Nous continuons la discussion sur la place des réseaux pour continuer à parler entre eux. Dans leur discussion je comprends qu’ils possèdent tous au moins deux voire trois réseaux sociaux. Entre twitter, Instagram, snapchat et wathsapp, ils peuvent tous communiquer. Ils commencent à plaisanter sur « l’apéro zoom » qu’ils ont fait pour l’anniversaire d’une de leurs amies. Elle était cas contacte et ne pouvait donc pas aller au lycée ou au bois des poètes où ils auraient fêté son anniversaire naturellement. Leurs discussions se font donc aussi par des visios, ils utilisent les médias fournis pour le travail pour continuer à se voir quand c’est impossible. Je comprends aussi que ce n’est pas facile pour tout le monde, habitant dans la campagne Bretonne, certains n'ont pas une connexion suffisante pour participer à ce genre de réunions. D’autres ne sont pas très à l’aise avec ce genre de rencontre et ne parlent pas du tout non plus par message. C’est le cas de l’une d’entre eux , Lucie ( en première ) : elle ne discute pas par message et elle habite trop loin du lycée en temps normal pour voir les autres. Elle me raconte que quand elle est chez ses parents elle se sent très seule :pas d’internet donc pas de visio ni de réseaux sociaux, pas d’amis à proximité avec qui se balader, etc. Quand elle revient au lycée, à l’internat, c’est une respiration. Elle n’aimait pas beaucoup le lycée avant le Covid mais maintenant que c’est son seul lien avec l’extérieur c’est où elle préfère aller. Elle s’est rendue compte que le lycée était très important pour son bien-être physique et psychique. Le premier confinement l’avait presque anéantie : restée seule chez ses parents pendant plus d’un mois sans voir personne l’avait vraiment affectée. Ainsi pour garder le lien social elle voulait rester au lycée la semaine et a donc demandé l’internat pour cette année et elle a été acceptée.
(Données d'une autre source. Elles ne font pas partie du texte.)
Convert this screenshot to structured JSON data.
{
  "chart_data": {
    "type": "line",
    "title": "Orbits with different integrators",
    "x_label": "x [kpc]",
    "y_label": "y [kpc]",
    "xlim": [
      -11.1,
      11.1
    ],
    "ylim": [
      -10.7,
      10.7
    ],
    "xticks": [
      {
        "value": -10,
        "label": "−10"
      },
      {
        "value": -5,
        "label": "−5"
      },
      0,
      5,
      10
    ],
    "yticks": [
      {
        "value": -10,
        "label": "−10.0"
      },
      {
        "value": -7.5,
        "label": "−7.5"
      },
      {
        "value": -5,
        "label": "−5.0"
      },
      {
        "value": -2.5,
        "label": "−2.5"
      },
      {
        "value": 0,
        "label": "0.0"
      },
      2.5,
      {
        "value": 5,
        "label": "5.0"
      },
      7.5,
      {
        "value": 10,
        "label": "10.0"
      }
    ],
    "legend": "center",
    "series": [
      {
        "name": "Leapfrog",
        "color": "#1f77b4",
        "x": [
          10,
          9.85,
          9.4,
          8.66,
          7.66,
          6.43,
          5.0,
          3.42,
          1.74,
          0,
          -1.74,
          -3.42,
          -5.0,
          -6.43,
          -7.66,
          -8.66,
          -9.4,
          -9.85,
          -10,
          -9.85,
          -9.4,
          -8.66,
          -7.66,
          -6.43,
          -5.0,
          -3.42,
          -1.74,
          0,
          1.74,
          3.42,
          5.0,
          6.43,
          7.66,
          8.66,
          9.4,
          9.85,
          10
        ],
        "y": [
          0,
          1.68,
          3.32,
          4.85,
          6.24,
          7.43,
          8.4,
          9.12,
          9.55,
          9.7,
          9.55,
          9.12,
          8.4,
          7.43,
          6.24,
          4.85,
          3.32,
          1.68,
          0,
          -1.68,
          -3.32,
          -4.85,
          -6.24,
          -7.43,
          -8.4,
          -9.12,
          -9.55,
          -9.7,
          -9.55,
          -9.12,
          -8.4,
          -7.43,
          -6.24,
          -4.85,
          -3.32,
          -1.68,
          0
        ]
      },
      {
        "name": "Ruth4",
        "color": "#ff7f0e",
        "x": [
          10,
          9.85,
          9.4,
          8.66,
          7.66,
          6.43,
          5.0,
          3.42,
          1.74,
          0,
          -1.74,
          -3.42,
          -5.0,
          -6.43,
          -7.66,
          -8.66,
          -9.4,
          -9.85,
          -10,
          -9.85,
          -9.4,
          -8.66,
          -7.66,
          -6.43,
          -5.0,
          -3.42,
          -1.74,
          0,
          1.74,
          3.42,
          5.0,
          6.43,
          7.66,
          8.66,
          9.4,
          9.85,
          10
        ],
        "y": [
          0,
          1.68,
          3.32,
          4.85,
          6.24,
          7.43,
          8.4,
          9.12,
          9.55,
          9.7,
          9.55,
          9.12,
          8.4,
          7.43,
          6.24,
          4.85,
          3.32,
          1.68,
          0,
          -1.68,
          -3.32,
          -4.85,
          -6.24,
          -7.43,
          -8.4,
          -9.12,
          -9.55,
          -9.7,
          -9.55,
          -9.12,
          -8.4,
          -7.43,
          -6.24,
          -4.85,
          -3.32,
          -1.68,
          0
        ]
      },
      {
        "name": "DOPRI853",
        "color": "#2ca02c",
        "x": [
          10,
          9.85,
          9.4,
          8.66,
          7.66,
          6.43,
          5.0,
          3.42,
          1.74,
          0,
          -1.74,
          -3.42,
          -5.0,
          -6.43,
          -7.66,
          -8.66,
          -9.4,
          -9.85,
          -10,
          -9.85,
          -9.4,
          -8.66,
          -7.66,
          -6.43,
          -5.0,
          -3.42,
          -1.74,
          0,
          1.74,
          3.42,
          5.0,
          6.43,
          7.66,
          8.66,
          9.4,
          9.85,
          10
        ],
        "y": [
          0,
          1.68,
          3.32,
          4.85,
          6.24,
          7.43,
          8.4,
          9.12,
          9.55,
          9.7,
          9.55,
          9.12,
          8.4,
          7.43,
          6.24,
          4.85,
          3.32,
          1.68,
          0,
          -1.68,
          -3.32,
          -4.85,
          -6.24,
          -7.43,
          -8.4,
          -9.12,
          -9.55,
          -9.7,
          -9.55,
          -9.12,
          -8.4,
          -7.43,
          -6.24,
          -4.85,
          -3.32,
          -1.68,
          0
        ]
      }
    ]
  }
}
C’est ainsi qu’au lycée Savina à Tréguier, les lycéens, pour ne pas perdre le lien entre eux, essaient de vivre « un peu comme avant » en se réunissant tous les mercredis sur la pelouse du Bois des Poètes ou BDP comme ils l’appellent, leur principal lieu de retrouvailles où ils peuvent vivre librement le temps d’une après-midi. Ils continuent aussi ainsi les « traditions saviniennes » avec le megashow. Avec un festival artistique lycéen et un parc, ils arrivent à se voir le plus possible en vrai en dehors des cours et des semaines de distanciel. Ils assurent aussi leur connexion grâce aux réseaux sociaux, ils ont même une part très importante dans leurs relations et leur permettent de rester en contact sans même se voir et trouver des partenaires pour des jeux vidéo. Mais cela n’étant pas vrai pour tout le monde et étant pour eux beaucoup moins chaleureux et sympathique qu’une vraie après-midi BDP, ils continueront de se voir par ce biais. Bien évidemment je parle ici d’une minorité des lycéens de Savina. Il doit y avoir mille et une autre façons de rester en contact pour les autres lycéens et pas seulement ceux de Savina. Mais certains souffrent réellement du manque de vie sociale comme Lucie et ont presque tout arrêté et se laissent emporter par des dépressions. Le lien social est donc une part très importante dans la vie des Lycéens et beaucoup ont réussi à s’adapter avec les nouvelles technologies pour le maintenir.